The recent Bangalore New Year molestation attacks have caused uproar across the country, eliciting horrified reactions from many. Bangalore-based poet Trysha Bhattacharya comments on the attacks and the mentalities that fuelled it in her composition Hey Woman.
Ever since the Bangalore New Year molestation case has come to the spotlight, many voices have sung in unison to highlight the growing concerns about women safety in India. Though this case is one among those thousand cases that we see in our day to day life, there is very little that the people in power are doing to make today’s women feel safe. We at Open Sky firmly believe that educating the masses is the first step towards a safer tomorrow, and what better way to express this than through a form we take pride in: poetry.
Bengaluru’s poet Trysha Bhattacharya pens down her thoughts on this incident and our society’s prejudices. She says, “Someone quite close to me commented on the recent Bangalore incident, saying, ‘But you should have seen what those girls were wearing.’”
“That hit me so bad, that I instantly took my pen and wrote my feelings down. Because nothing justifies mistreating/misbehaving with a woman (or man), irrespective of her clothes, customs, religion, or anything else. I honestly didn’t think of it as a poem. But my natural tendency is to write in a slight rhyming pattern, and once it took shape, I continued to build the entire poem in a structured way.”

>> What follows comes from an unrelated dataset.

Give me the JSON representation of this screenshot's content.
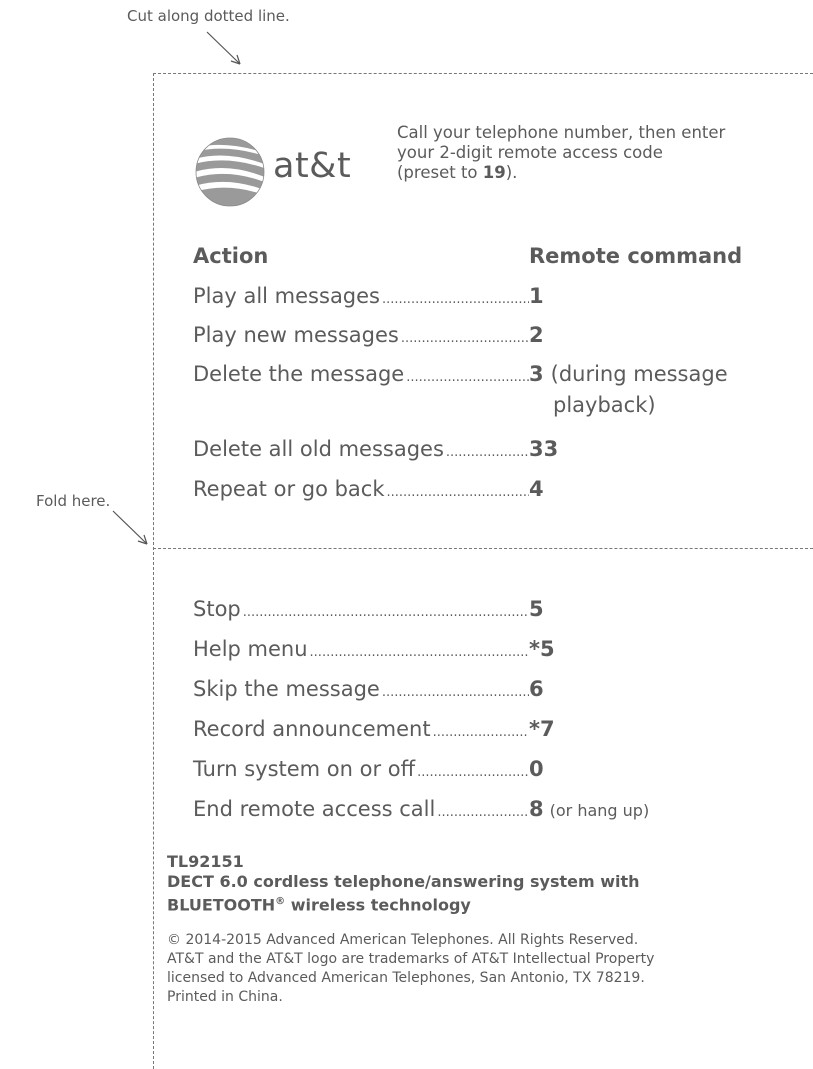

“What irked me in addition to the the mass molestation incident, was those incidents that followed soon after, where the women were wearing clothes absolutely contradictory to those that were allegedly the cause of such atrocities. I wrote it in a poetic way only because I feel that it can convey a lot more meaning in very few words.”
Don’t wear that dress tonight,
Your legs will cause a serious fight.
Its lack of sleeves will be a cause,
of massive sexual chaos.
That little string that holds your dress,
Will be why, they’ll create a mess.
Don’t wear that top,
It’s why they cannot make them stop.
Don’t you see that little line between your chest?
How will they distinguish their own from rest?
That bulge underneath your top is your fault,
Your breast is the sole reason for assault.
Don’t wear that gown,
It’s the reason for everyone’s frown.
Don’t let your legs show through,
Things unfathomable, you’ll have to go through.
That low back is lewd,
Apparently seeing your back is seeing you nude.
Don’t wear that saree,
Your navel is the reason, things go awry.
Don’t wear those traditional blouses,
It’s why they can’t keep ’em in their trousers.
Showing that much skin is vulgar,
That’s why you’re their Turkish bulgur.
Don’t wear that hijab,
Apparently the less they see, the more they want to grab.
Don’t wear that burkha,
It can’t change the way those jerks are.
Wear nothing or wear it all;
If the length of your fabric is why they maul,
Wear nothing or wear it all,
Do you really think it will be your downfall?”